Ce fut Phipps qui arriva le premier. L'Anglais se risquait dans les dangereuses eaux françaises pour essayer de joindre le comte de Peyrac.

Il avait entendu dire que celui-ci se rendrait à Québec pour négocier la situation du Maine et il était porteur de la part du gouverneur du Massachusetts de diverses recommandations à cet égard. Il était également chargé d'enquêter sur la mort du pasteur anglais qui avait été tué à Gouldsboro par un Jésuite.

Enfin il ramenait le soldat français Adhémar. Les puritains s'étaient déclarés incompétents à statuer sur le sort d'un tel personnage. Il était aussi difficile de le juger que de le pendre. Autant le refiler en douce aux Français.

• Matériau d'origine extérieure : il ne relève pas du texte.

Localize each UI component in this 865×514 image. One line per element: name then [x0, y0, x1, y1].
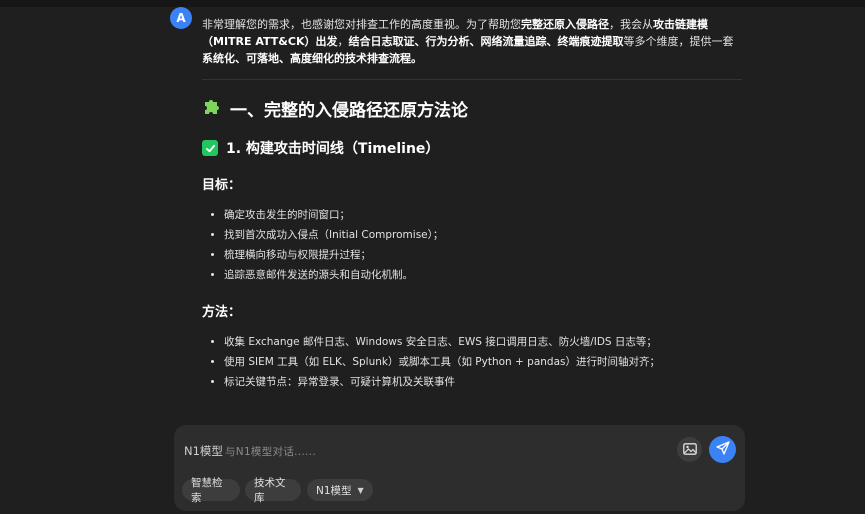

Adhémar débarqua en héros. En revanche, Phipps avait perdu beaucoup de son mordant. Craintif, il regardait de tous côtés avec appréhension, et les affirmations qu'il se trouvait ici en territoire neutre et n'avait à craindre aucun coup de main des Canadiens, ne suffisaient pas à le rassurer. Il ne se rasséréna que lorsqu'il eut appris incidemment la fin de la duchesse et qu'il ne courrait plus aucun risque de se retrouver en face d'une femme aussi inquiétante.

Cette fin tragique avait affecté profondément le propriétaire du lieu, Nicolas Parys. Le vieux bandit avait mal accusé le coup qui le frappait dans ses visées sur la fortune de la duchesse de Maudribourg, et, qui sait ? dans la passion sénile qu'elle lui avait inspirée.

Il blanchit en deux jours, se voûta, brada ses terres au comte de Peyrac en quelques accords hâtifs, et malgré les protestations de Villedavray qui faisait remarquer que le gouvernement de Québec devait être mis au courant de ces tractations, et les cris de son gendre qui parlait d'héritage et de droits de succession : « Canso, c'est assez pour toi, gros lard », lui jeta-t-il – il descendit une dernière fois la grève de son royaume d'Amérique par un matin venteux qui annonçait l'arrière-saison, afin de s'embarquer sur le morutier breton.